Whether in Branson, where Republicans outnumber Democrats by 2-to-1, or Denver where (at least for the past week) the opposite was true, I’m impressed and inspired by those who want to do something to make their communities, cities, states and nations better places.
The cynicism that infects our political and social discourse, the sloppy, knee-jerk name calling and conspiracy theories, the constant questioning of motivation - not just of politicians but of all those who work in the public sphere – becomes all the more repugnant the closer you get to some of those who’ve dedicated their lives to service.

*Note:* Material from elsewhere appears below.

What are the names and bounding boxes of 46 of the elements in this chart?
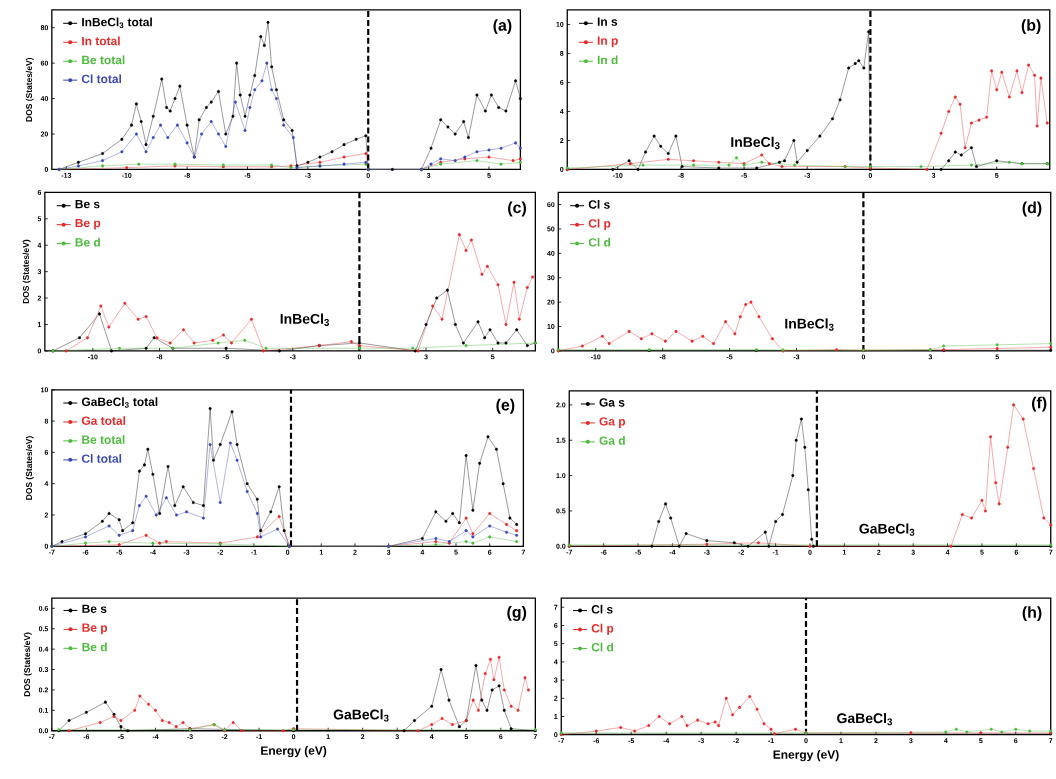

Yes, there is corruption and incompetence and, yes, there are very bad ideas. There are things with which you surely disagree and you should stand and make your arguments. This is not a call to stick your head in the sand or be passive in the face of those issues you hold dear.
But I remain hopeful for a new kind of dialogue, one in which both the right and the left debate their disagreements rather than launch lazy character attacks (and I ask this of myself as well as others).
I’ve witnessed good deeds on both sides of the political divide this summer, people of good faith who work (often unheralded and sometimes unpaid) to address the best and worst of their communities. Their ideas may be different, their methods may be at odds, but their reasons for serving are often the same.
We’d do well to look past our own contemptuousness and hope for a different kind of conversation, a new (even if grudging) respect.
While not everything about this summer has been easy – being away from home and family at the top of the list of negative consequences – these are experiences that I will never forget. My thanks to the collaborators and subjects who’ve been down for anything this summer.
I’m a better filmmaker due to you and hopefully a better (certainly older) man as well.